7 essential things you must know before becoming an overseas property investor in the UK.
Right now, being an overseas property investor is a good way to maximise your profits by taking advantage of the low pound sterling value in the UK.
Is it possible for overseas buyers to access the UK property market at this time? The answer to this popular question is yes. But, you have to ensure that you educate yourself on what this is going to involve before you begin.
Here is a UK property guide for overseas buyers.

1 | How difficult is it to purchase UK property as an overseas property investor?
Everyone is welcome to purchase property in the UK and this is the case for being an overseas property investor that is looking to expand their portfolio.
Something to realise is that you might have a different set of rules and terms to adhere to compared to UK resident buyers. This includes different rules when it comes to taxation.
It is important that you understand all of the UK property terms too.
Of course, this guide is going to be very useful to you.

2 | Beware of the difference between freehold and leasehold property
When you are looking at property in the UK, you are going to come across the terms freehold and leasehold. It is essential that you understand they are different when it comes to property.
A freehold property When you purchase a freehold property, this means that you are going to enjoy outright ownership. This includes the land, as well as the dwelling or house. A freehold property is going to be what you come across the most in the UK. In particular, a lot of houses will be classed as freehold properties.

A leasehold property Unlike a freehold property, a leasehold means that you are only going to own this type of property for a specified duration. This time will be identified in a legal agreement and you will enter into a contract with the freeholder. The freeholder is the landlord of that property. A leasehold property is often going to be a flat or apartment in the UK. It can also include houses with a shared ownership scheme.
3 | Income tax in the UK will reduce your profits as an overseas property investor
You are going to have to pay income tax on anything you make through rental property in the UK. This can affect the profits you receive as an overseas buyer. In addition, there can be other costs that you face. This can include stamp duty. There is a tax-free personal allowance in the UK, but you will have to weigh up all of the income tax and other duties you have.

In particular, if you are a citizen of a European Economic Area or EEC country, you can enjoy having a tax-free personal allowance. In addition, if you have worked for the British Government during the tax year, you are going to enjoy this allowance. Too. For those that live in a country that has a double-taxation agreement, it is possible that you will be entitled to a tax-free personal allowance.
4 | Is bank lending and mortgages available for overseas property investors?
When it comes to mortgages, overseas buyers can enjoy an agreement on resident properties priced under £150,000. If you are planning on purchasing commercial properties, there is unlikely to be any finance available. For example, care homes and student accommodation are not going to be properties that attract mortgages from residential lenders. You will have to think carefully about how you are going to finance properties you are in interested in in the UK.
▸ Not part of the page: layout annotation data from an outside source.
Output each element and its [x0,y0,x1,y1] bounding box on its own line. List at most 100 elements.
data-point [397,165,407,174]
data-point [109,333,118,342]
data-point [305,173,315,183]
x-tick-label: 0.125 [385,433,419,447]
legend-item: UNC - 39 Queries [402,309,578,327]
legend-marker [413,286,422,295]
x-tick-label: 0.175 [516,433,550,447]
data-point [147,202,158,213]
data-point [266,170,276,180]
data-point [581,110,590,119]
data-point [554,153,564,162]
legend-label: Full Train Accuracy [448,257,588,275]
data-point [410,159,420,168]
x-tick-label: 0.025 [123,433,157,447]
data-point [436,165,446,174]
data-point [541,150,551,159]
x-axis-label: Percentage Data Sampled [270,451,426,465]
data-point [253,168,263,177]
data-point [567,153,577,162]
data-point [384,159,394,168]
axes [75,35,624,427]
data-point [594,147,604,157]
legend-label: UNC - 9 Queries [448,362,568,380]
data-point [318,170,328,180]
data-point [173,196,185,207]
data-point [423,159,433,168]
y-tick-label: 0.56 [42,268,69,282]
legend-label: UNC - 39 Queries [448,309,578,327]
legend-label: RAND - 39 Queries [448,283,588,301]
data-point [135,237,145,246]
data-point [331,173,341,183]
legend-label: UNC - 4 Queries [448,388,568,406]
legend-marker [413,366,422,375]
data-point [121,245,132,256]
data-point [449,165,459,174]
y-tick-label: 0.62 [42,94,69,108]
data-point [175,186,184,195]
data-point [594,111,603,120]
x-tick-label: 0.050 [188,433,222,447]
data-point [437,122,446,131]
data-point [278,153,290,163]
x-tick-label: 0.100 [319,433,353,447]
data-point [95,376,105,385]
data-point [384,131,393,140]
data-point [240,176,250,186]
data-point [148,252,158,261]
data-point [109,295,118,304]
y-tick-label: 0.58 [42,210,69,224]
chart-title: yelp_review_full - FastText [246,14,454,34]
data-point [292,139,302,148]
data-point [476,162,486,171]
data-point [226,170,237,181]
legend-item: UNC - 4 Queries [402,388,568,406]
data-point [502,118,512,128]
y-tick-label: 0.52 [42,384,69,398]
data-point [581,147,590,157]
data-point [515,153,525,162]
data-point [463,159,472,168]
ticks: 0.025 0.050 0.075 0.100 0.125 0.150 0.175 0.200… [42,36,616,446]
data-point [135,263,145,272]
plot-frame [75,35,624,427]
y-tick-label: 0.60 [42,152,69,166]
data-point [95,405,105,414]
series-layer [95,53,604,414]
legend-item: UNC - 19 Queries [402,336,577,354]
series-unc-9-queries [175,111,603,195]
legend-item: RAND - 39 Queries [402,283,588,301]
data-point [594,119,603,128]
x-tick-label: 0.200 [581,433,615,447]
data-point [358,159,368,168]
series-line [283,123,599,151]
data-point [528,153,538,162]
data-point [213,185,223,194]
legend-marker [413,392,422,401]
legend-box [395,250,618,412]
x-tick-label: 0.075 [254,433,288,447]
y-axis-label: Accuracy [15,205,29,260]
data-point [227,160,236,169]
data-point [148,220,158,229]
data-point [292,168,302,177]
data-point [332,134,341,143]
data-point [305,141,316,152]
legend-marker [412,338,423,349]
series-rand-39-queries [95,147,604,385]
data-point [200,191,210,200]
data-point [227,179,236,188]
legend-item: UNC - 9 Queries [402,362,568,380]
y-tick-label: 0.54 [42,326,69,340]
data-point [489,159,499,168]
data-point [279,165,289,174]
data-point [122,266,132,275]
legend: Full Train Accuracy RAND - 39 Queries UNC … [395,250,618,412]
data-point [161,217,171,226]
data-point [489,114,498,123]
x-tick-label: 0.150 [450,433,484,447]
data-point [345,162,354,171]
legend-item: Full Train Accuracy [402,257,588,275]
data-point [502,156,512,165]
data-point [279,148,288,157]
5 | How to find the best areas in the UK to invest in?
If you’re a first-time overseas property investor, you may be finding it hard to know where to start when it comes to choosing an area to invest in. In the UK, it is important to select an area of the country with sustainable demand.
You are going to have to spend a lot of time doing your research and looking at the demographics of an area. In particular, you have to look at supply vs demand. It can help to seek advice on UK property investments.

6 | 3 step process for purchasing your perfect property in the UK
If you are considering purchasing property in the UK, you are going to want a simple explanation when it comes to the buying process. Here is an outline of the steps you are going to have to take.

1. Know your budget
First of all, before you can start to research areas and look for properties, you need to work out what your budget is. In other words, know how much you can afford to spend, considering all of the taxation and duties you are going to have to pay. Do not forget about conveyancing fees too. If you are getting a mortgage, note that most of the time, you will have to have around 25 percent for a deposit.

2. Do your research
The next step is going to be studying areas and demographics in the UK. You want to ensure that you can find the right property for you to invest in.
If you are not able to do this research yourself, there are property companies that can assist you with this step before you decide to buy somewhere.

3. Commence conveyancing
Once you have found a property that you like, you are going to have to make a suitable offer. This will need to be accepted by the seller. In order to do this, you are going to need to instruct a solicitor. This is when the conveyancing process begins.
The next step is going to be exchanging contracts. Note that purchasing property can be a longer process than you think. For instance, you are going to have to wait for a mortgage lender if this is the route you are going down. When you exchange contracts, you are bound to purchase the property.
7 | Completion of the purchase
The last step is completion. This is when you are going to transfer the funds and be given the keys to your property.
Often, this is a step that is done by your solicitor. If you have to pay stamp duty, you are going to have about 30 days to do this.